After college, Jorgen and Marion worked in the grocery business. She eventually became quality control officer for the Berkeley Coop chain of stores, which included the largest grossing grocery store in the country. But when he turned 40, Jorgen says, he concluded that running grocery stores “was a young man’s business” and became an account executive in a stock brokerage firm.
Their success in their careers afforded Marion and Jorgen the chance to fulfill a dream to move to the country and build their own place together. They found a beautiful 40-acre property of oak woodlands and grasslands in the eastern foothills of Napa County and worked with an architect to design and build a small, modernistic home out of natural adobe hand-made bricks. The house caused quite a stir in architectural circles. It was featured in four architectural magazines and the Wall Street Journal. Architects from all over the world came to see the place, among them Maya Lin, the sculptor and landscape artist who later designed the Vietnam War Memorial on the Capitol Mall in Washington DC. But despite the buzz caused by the house itself, their time in Napa was quiet and idyllic. There were very few neighbors other than plentiful deer, coyote, raccoons, and all kinds of birds, with an occasional bear and mountain lion. And this is where Marion collected her artistic materials.

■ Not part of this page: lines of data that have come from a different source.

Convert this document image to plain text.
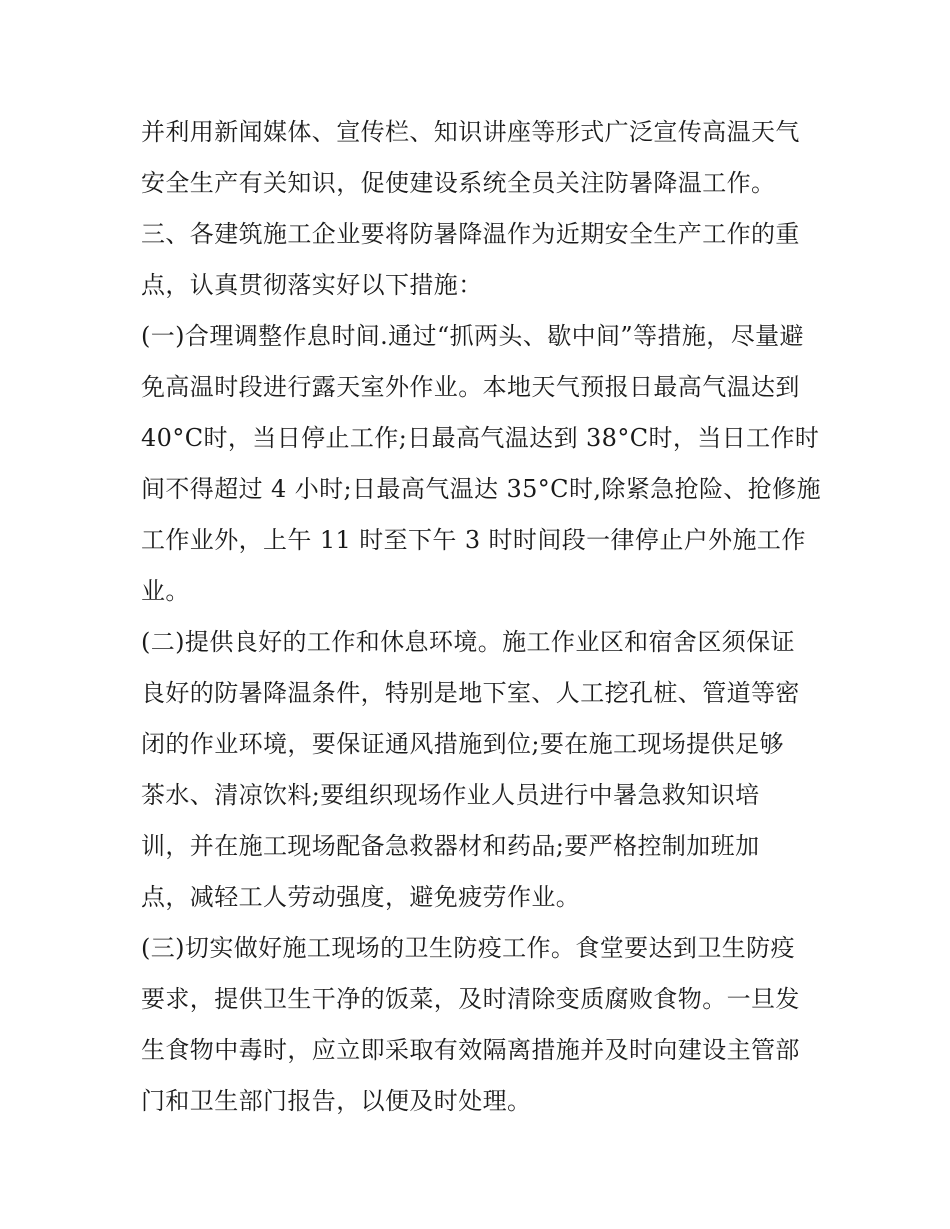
并利用新闻媒体、宣传栏、知识讲座等形式广泛宣传高温天气
安全生产有关知识，促使建设系统全员关注防暑降温工作。
三、各建筑施工企业要将防暑降温作为近期安全生产工作的重
点，认真贯彻落实好以下措施：
(一)合理调整作息时间.通过“抓两头、歇中间”等措施，尽量避
免高温时段进行露天室外作业。本地天气预报日最高气温达到
40°C时，当日停止工作;日最高气温达到 38°C时，当日工作时
间不得超过 4 小时;日最高气温达 35°C时,除紧急抢险、抢修施
工作业外，上午 11 时至下午 3 时时间段一律停止户外施工作
业。
(二)提供良好的工作和休息环境。施工作业区和宿舍区须保证
良好的防暑降温条件，特别是地下室、人工挖孔桩、管道等密
闭的作业环境，要保证通风措施到位;要在施工现场提供足够
茶水、清凉饮料;要组织现场作业人员进行中暑急救知识培
训，并在施工现场配备急救器材和药品;要严格控制加班加
点，减轻工人劳动强度，避免疲劳作业。
(三)切实做好施工现场的卫生防疫工作。食堂要达到卫生防疫
要求，提供卫生干净的饭菜，及时清除变质腐败食物。一旦发
生食物中毒时，应立即采取有效隔离措施并及时向建设主管部
门和卫生部门报告，以便及时处理。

After twenty years, Jorgen and Marion decided to sell the house. Jorgen describes the day the phone rang and “Robert Redford’s lady friend” was on the line. She and Robert came up to see the house and although they loved it, they eventually decided that it was too small. Eventually the property was sold to Peter Mondavi, Jr, the nephew of famous winemaker Robert Mondavi.
Jorgen has been a subscriber to Bay Nature since its founding in 2001, and is a founding member of the Publisher’s Circle, the Bay Nature Institute’s major donor group. He gives to Bay Nature because he’s “in tune with the thinking of the organization.” While he is no longer able to participate in Bay Nature hikes as he used to do, he is a regular guest at the organization’s fundraising dinners.
“I prefer to give to smaller organizations,” he says. “If I gave this much to the American Cancer Society it would have hardly any impact.” He’s also included Bay Nature, along with two other local environmental organizations, in his will.